O filme se propõe a ser uma homenagem ao teatro, tanto o infantil como o teatro nas suas nuances, inclusive o musical sendo o destaque. Todo mundo que canta, algumas crianças e os protagonistas, cantam bem e não creio que dê para afirmar que são bons cantores, pois são outras técnicas e estilos, mas é possível afirmar com alguma facilidade que são bons atores que cantam, e cantam bem. As músicas seguem o padrão clássico de musicais, não há toda a riqueza de acordes e técnicas, mas é eficiente no que se propõe. O segundo ato em que se concentram os ensaios e a preparação para o grand finale, explora os dramas individuais e coletivos dos protagonistas e dos desafios daquele ambiente, além de ser um prato cheio de grandes referências do teatro clássico da Broadway.

Os créditos parecem ser em torno da admiração dos realizadores e do senso de pertencimento que todos envolvidos no projeto têm um pelo outro e pelo extenso universo teatral. É muito cativante acompanhar essa história e ver pessoas tão jovens envolvidas e dedicadas ao cinema e ao teatro. A leveza com que brincam entre si e sobre os temas, é mérito do roteiro, mas falar do roteiro é falar de todos que estão em tela. Existe algo apaixonante em Acampamento de Teatro que é a facilidade em lidar com o lúdico, com o absurdo e com as ‘’regras’’ do teatro amador ou de oficina. Ele brinca com sonhos, comunica algo novo, mas não tão novo assim, e usa as brechas estéticas do cinema para convocar, ainda que um pequeno público, a se aventurar através da comédia num universo plural como o teatro e o atrasado cinema quando o assunto é pluralidade.

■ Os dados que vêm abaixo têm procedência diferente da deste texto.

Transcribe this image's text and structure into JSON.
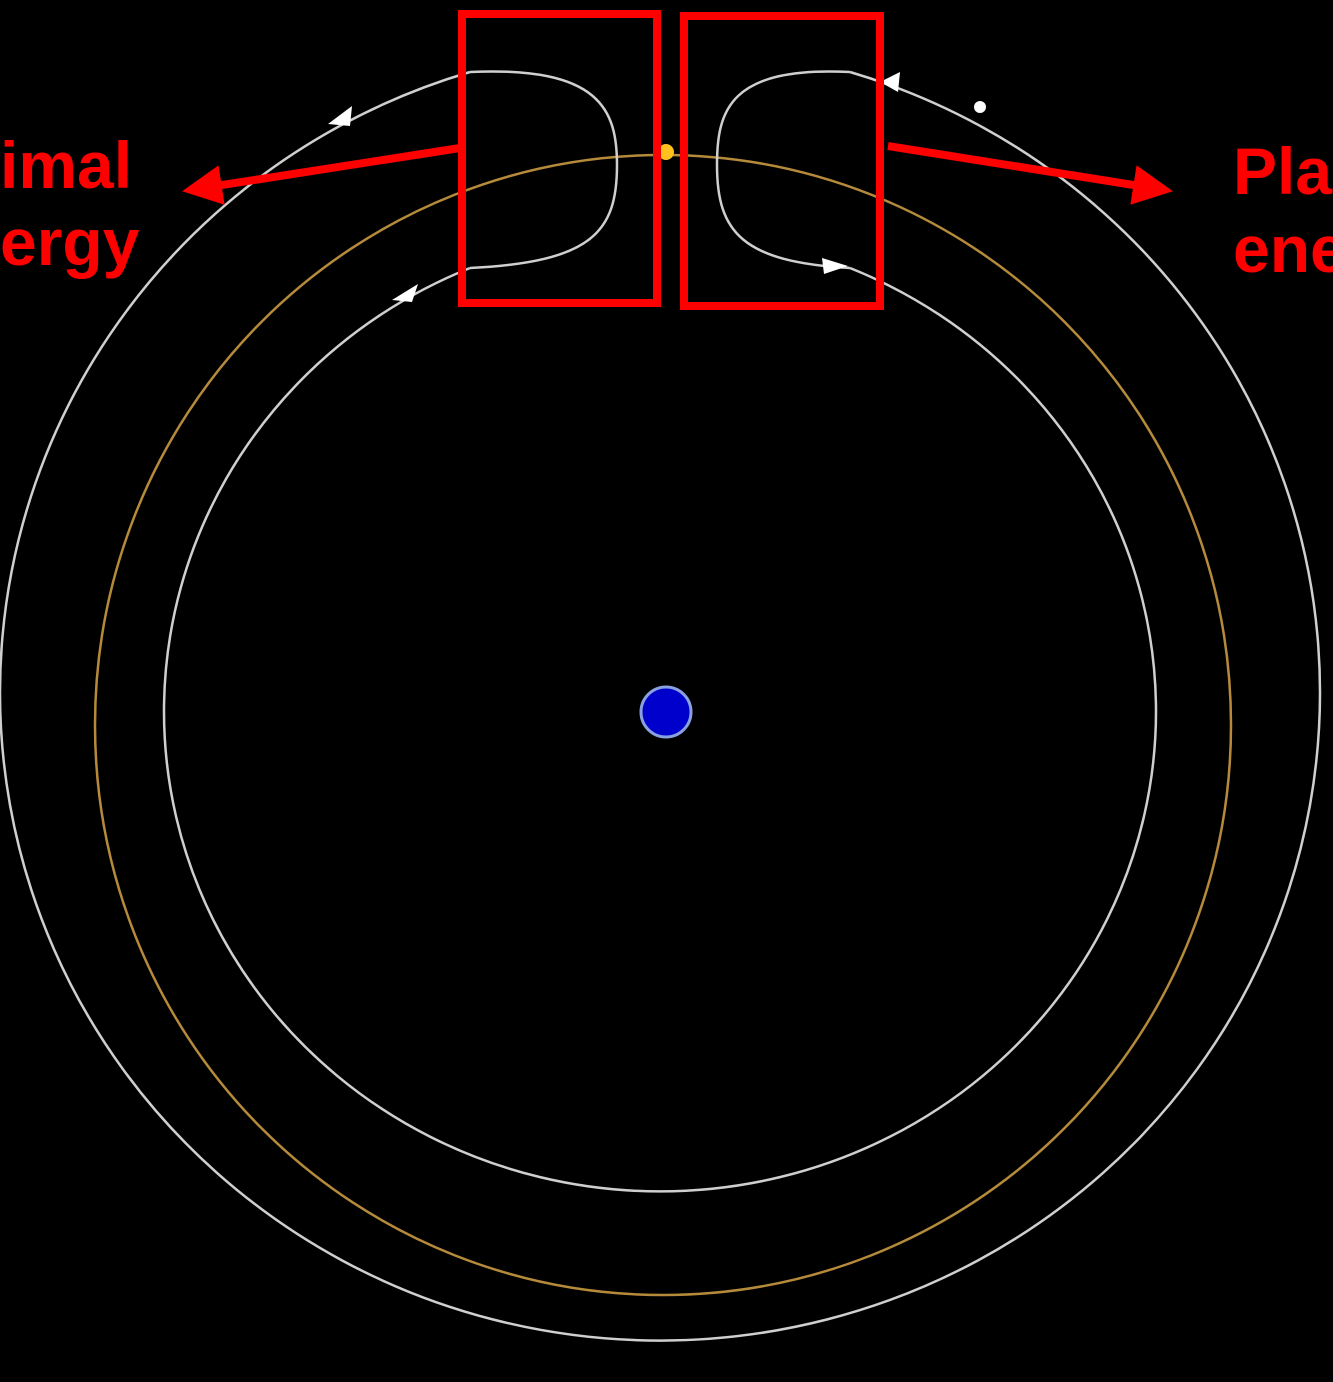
{
  "labels": {
    "left": [
      "imal",
      "ergy"
    ],
    "right": [
      "Pla",
      "ene"
    ]
  }
}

Acampamento de Teatro é uma comédia, um musical e um falso documentário que brinca com a clássica história de recuperação e manutenção de um legado. As poucas músicas presentes são bem-produzidas e capturam a empatia até daqueles que não gostam de cantoria no cinema. A ótima escalação do elenco infantil e a sinergia dos adultos multitarefas é o maior mérito do projeto, e a paixão da produção extrapola – no melhor dos sentidos – para o roteiro, que aproveita para divertir colocando nos ombros de crianças de 10 anos em férias, a responsabilidade de uma arte milenar que é o teatro. Tudo isso, ainda que haja alguns deslizes, serve a um único propósito muito claro: homenagear o teatro em suas origens, contar dos perrengues e alegrias da arte, descobrir os talentos escondidos que precisam de oportunidade e a honesta obsessão em fazer o teatro sobreviver.